Traveling Around: Touring The Corsair Distillery
Crafted Premium Whiskeys
This craft distillery is located in what used to be a department store and then a movie theater in downtown Bowling Green, Kentucky. There are several exits that can be taken from I-65 in order to arrive in the downtown area. The distillery is on the corner of Main and College Streets which is part of Fountain Square and is located in the Pushin Building. There is a discussion on their website at Corsair Distillery - Tours about hours and ticket prices.
Two years after the establishment here in Bowling Green, production demands exceeded space available and another facility was opened in Nashville. Just last year, a third facility was opened - this one also in Nashville.
The lobby of the distillery is an ornately decorated area that gives no hint of what lies beyond. The slogan "Hand Crafted Small Batch Ultra Premium Booze For Badasses" gives a better suggestion of their product and attitude.
To the left of the bottom picture is the tasting area with a bar and the many different bottles of whiskey arranged for display and sale.
There are soft couches and seating areas arranged throughout the tasting area.
The distillery proper is located in the same building but behind the tasting room. We were taken outside through a side door and re-entered the building in the rear to view the distilling activity.
How It Is Done
The distillery seemed small. It looks to be about 3,000 square feet and various functions are kept to themselves in separate areas. None of the operations are mechanized in a production fashion and it is difficult to imagine that this production area produces 120,000 bottles a year as that would be 10,000 a month - about 500 most working days.
There are two stills. The smaller one is a 50 gallon capacity and it takes from 6 to 8 hours to process the amount of mash necessary to fill the carboys that are at the outlet from the still. The mash is imported by truck from one of the Nashville facilities.
The larger still has a 150 gallon capacity.
The mash is put in the copper part of the still and heat is applied. Steam rises from the mash and goes upward through the tubing where it is cooled and returned as a liquid to the stainless container on the right.To produce a product of higher alcohol content, it is necessary to take the first pass distilled product and distill it a second time. The liquid then drains out through the outlet on the bottom of the stainless container into large glass carboys. They are either retained there until barreling or are returned to the distillation process if further strength or flavoring is desired. The flavoring process is much the same as the distilling process.
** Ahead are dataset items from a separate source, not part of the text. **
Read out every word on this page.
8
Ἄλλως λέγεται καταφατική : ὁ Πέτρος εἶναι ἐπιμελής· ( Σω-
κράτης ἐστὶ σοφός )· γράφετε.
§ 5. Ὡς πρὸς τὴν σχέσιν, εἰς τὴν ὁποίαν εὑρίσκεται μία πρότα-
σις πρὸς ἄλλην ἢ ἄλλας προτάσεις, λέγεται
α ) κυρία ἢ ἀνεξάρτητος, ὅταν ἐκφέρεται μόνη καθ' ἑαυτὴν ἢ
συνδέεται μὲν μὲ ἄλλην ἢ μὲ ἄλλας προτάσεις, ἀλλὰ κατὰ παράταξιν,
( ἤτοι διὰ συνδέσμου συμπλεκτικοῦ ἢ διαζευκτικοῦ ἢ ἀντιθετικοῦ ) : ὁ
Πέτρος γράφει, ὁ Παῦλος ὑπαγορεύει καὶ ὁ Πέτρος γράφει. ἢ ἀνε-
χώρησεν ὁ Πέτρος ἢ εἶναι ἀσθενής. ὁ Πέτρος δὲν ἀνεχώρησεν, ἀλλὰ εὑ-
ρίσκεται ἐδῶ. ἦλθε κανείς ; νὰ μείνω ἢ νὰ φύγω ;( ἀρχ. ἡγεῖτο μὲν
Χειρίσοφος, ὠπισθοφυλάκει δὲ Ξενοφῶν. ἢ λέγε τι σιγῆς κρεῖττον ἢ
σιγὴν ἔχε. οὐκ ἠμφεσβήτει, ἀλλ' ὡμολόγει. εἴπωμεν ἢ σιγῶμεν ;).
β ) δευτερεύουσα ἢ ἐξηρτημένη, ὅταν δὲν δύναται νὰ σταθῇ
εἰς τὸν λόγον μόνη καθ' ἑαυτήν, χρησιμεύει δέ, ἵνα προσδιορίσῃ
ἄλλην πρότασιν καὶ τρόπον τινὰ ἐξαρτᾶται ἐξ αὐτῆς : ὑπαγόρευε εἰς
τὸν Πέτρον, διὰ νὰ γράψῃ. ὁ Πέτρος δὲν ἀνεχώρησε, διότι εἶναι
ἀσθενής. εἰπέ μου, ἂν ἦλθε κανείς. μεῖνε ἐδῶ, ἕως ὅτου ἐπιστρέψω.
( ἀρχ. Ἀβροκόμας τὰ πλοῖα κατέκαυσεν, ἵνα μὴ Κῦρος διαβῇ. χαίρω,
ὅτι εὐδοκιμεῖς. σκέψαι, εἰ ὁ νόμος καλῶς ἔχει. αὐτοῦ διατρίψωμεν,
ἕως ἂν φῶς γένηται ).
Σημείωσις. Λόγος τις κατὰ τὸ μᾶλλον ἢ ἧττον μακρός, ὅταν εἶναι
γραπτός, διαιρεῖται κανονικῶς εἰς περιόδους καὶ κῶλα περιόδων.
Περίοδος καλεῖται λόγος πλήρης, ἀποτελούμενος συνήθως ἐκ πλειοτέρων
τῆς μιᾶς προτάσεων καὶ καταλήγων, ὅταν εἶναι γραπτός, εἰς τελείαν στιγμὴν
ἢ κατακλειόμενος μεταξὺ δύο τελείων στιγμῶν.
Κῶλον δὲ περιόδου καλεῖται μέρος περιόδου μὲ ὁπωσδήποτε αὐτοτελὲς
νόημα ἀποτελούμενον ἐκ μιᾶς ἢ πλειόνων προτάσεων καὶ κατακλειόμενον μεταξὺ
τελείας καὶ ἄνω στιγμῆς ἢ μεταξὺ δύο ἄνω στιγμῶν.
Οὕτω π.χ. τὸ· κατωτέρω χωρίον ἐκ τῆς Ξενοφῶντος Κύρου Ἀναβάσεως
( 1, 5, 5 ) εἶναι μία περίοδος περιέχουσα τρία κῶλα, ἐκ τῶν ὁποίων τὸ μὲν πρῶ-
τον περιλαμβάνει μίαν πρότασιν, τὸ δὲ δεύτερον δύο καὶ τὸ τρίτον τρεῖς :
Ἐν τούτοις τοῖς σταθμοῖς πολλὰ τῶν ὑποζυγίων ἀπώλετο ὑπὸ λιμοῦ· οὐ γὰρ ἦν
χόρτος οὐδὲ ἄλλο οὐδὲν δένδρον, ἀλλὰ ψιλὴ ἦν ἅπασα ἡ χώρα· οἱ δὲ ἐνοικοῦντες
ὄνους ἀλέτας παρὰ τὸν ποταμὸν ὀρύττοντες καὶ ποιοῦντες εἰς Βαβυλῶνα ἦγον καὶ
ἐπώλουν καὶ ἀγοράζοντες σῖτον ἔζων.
Much the same process is followed with the larger still.
The stills were manufactured by Vendome Copper & Brass Works of Louisville. That company has been producing distillery equipment since about 1900 and are one of the major producers of equipment.
Storage is Necessary
The spirits are then transferred to barrels for the aging process. Two size barrels are used. A small barrel holding five gallons is used for quicker aging and a 15 gallon barrel is used for the longer term. After a predetermined time for each of the blends, a tasting is performed and if the quality has arrived at its peak, proofing, blending, and bottling occurs. If peak has not been obtained, further aging is done.
After the aging process is complete, the liquid is transferred to the blending tubs, proofs are verified and the bottling process takes place.
Bottling is tedious but important
The bottling, labeling, and packaging activity is next and can be performed by one or more persons. A vacuum tube is inserted into the receptacle containing the bulk liquor and it then is directed through the bottling and capping process that is controlled by hand for each bottle. Once bottled a label is affixed to each bottle and it is dated by hand. They are then packaged and ready for shipping.
Against the wall away from the bottling/barreling process is the spice storage area where a multitude of spices are stored for use in creating the various blends.
Our tour guide took us back to the tasting room and turned us over to a knowledgeable barkeep. She described to us the various liquors that were produced in the distillery from gin through whiskeys, both blended and rye and bourbon. We tasted several different whiskeys. I think my favorites were Barrel Aged Gin, Red Absinthe, and Ryemageddon.
We spent a pleasant hour in the distillery. Tours are run on an hourly basis when open and begin at the top of the hour. There is a charge for the tour that can be seen on their website and participants must be 21 years of age.